I wanna say that i haveinvestigated in this field for a long time. I am sure that reinforcement learning will have a good application prospect in the field of wireless communication. The relevant papers found in IEEE don’t share their code on github unfortunately. I sent an email to the author but did not get a reply so far. One of the difficulties I encountered in applying reinforcement learning to wireless communication is to create a reinforcement learning environment for wireless communication. When we apply reinforcement learning to practical problems. , we need to build our own specific environment instead of using openai’ gym. In the environment.py of your repository, my understanding is that you use Python to call the NS3 emulator instead of building an environment from scratch with Python. (If you can build a wireless communication environment from scratch in Python, this is certainly better, but using Python to call NS3 with the command line is also a good idea.) Back to the topic, if possible, I hope you can add Environment, Prerequisites, How to use, Basic usage and other parts in the readme.I think the readme of this repository (https://github.com/NeymarL/ChineseChess-AlphaZero) is very standard and can be used as a reference.To be honest, I have no idea how to run this repository successfully, which file should be run firstly and what the function of some files is. I'm very sorry for troubleing you. Thank you again sincerely! By the way, may I have your email,so the commmunication will be more effective!

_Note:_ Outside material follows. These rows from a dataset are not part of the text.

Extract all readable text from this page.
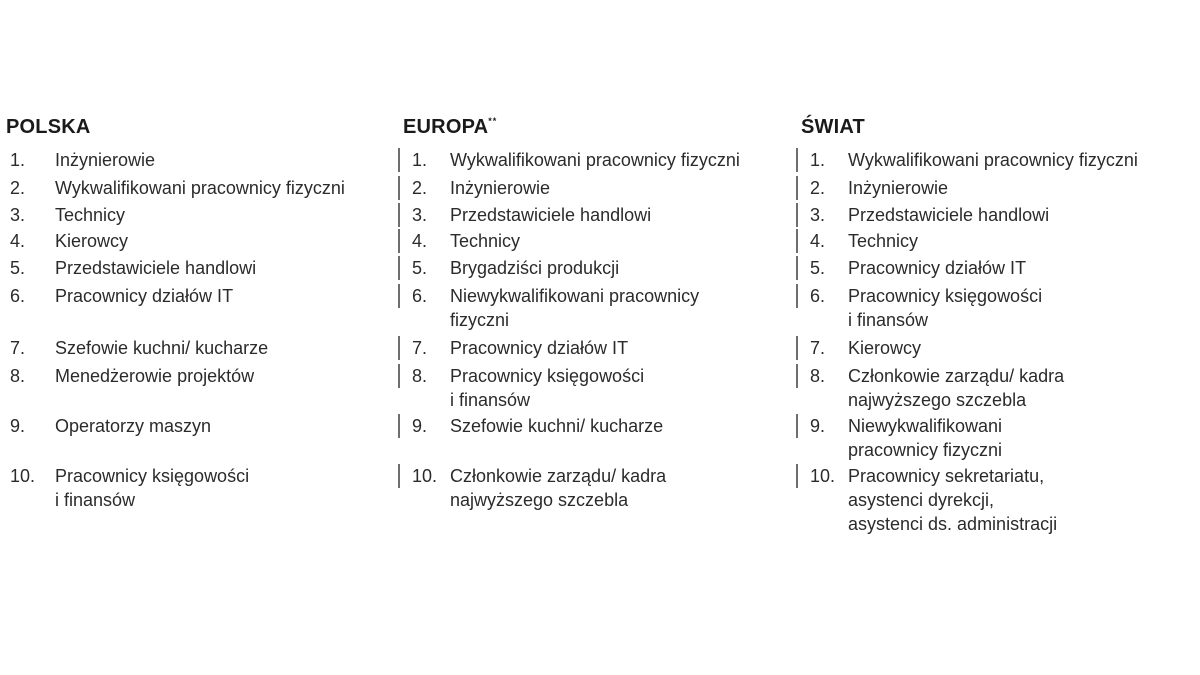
POLSKA
1.	Inżynierowie
2.	Wykwalifikowani pracownicy fizyczni
3.	Technicy
4.	Kierowcy
5.	Przedstawiciele handlowi
6.	Pracownicy działów IT
7.	Szefowie kuchni/ kucharze
8.	Menedżerowie projektów
9.	Operatorzy maszyn
10.	Pracownicy księgowości
i finansów
EUROPA**
1.	Wykwalifikowani pracownicy fizyczni
2.	Inżynierowie
3.	Przedstawiciele handlowi
4.	Technicy
5.	Brygadziści produkcji
6.	Niewykwalifikowani pracownicy
fizyczni
7.	Pracownicy działów IT
8.	Pracownicy księgowości
i finansów
9.	Szefowie kuchni/ kucharze
10. Członkowie zarządu/ kadra
najwyższego szczebla
ŚWIAT
1.	Wykwalifikowani pracownicy fizyczni
2.	Inżynierowie
3.	Przedstawiciele handlowi
4.	Technicy
5.	Pracownicy działów IT
6.	Pracownicy księgowości
i finansów
7.	Kierowcy
8.	Członkowie zarządu/ kadra
najwyższego szczebla
9.	Niewykwalifikowani
pracownicy fizyczni
10. Pracownicy sekretariatu,
asystenci dyrekcji,
asystenci ds. administracji
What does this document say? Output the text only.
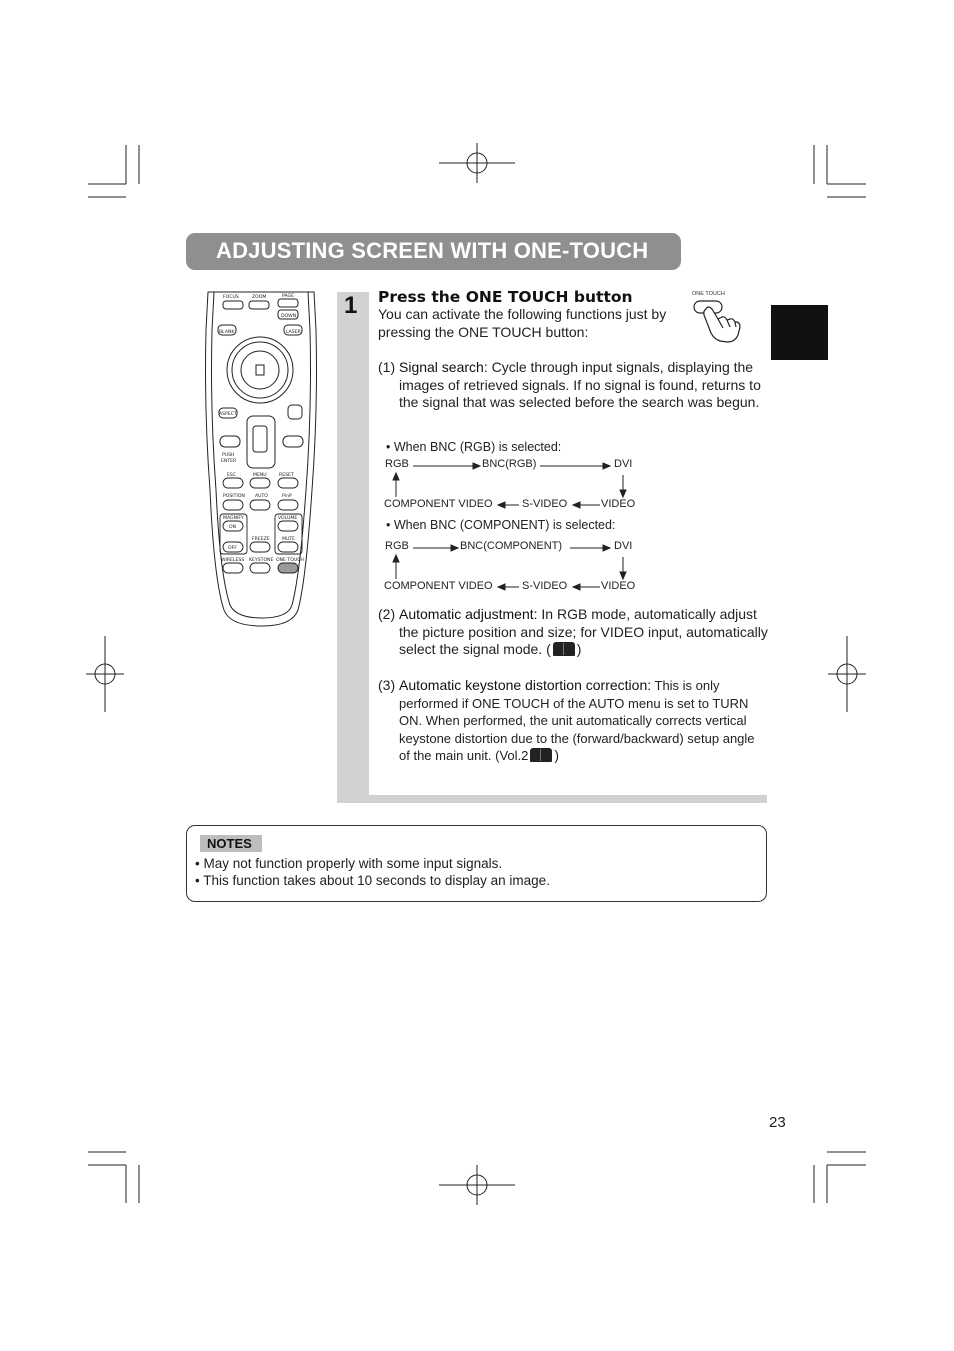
ADJUSTING SCREEN WITH ONE-TOUCH
FOCUS	ZOOM	PAGE
DOWN
BLANK	LASER
ASPECT
PUSH
ENTER
ESC	MENU	RESET
POSITION AUTO	PinP
MAGNIFY	VOLUME
ON
FREEZE	MUTE
OFF
WIRELESS KEYSTONE ONE TOUCH
1 Press the ONE TOUCH button
You can activate the following functions just by pressing the ONE TOUCH button:
ONE TOUCH
(1) Signal search: Cycle through input signals, displaying the images of retrieved signals. If no signal is found, returns to the signal that was selected before the search was begun.
• When BNC (RGB) is selected:
RGB	BNC(RGB)	DVI
COMPONENT VIDEO	S-VIDEO	VIDEO
• When BNC (COMPONENT) is selected:
RGB	BNC(COMPONENT)	DVI
COMPONENT VIDEO	S-VIDEO	VIDEO
(2) Automatic adjustment: In RGB mode, automatically adjust the picture position and size; for VIDEO input, automatically select the signal mode. ( )
(3) Automatic keystone distortion correction: This is only performed if ONE TOUCH of the AUTO menu is set to TURN ON. When performed, the unit automatically corrects vertical keystone distortion due to the (forward/backward) setup angle of the main unit. (Vol.2 )
NOTES
• May not function properly with some input signals.
• This function takes about 10 seconds to display an image.
23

mawongh commented 6 years ago

Hello, sorry for the delayed response. My email is mawongh@gmail.com. Now, the first step is surely to install the NS3 simulator, which for me was one of the most complicated tasks. Then there is was I call the "glue code" that connects the python classes to the NS3, this is the lena-simple_env.cc file which will read a the configuration for the network from a .csv file (check line 41) and run the simulator, the simulator will output a .rem file (radio environment map).

mawongh commented 6 years ago

Then the only file you might need to focus is the environment.py which contains the network class, this class has several methods that perform the respective calls to the NS3 simulator, all communication with the NS3 simulator and the "glue code" are made through the configuration .csv file and the output .rem file.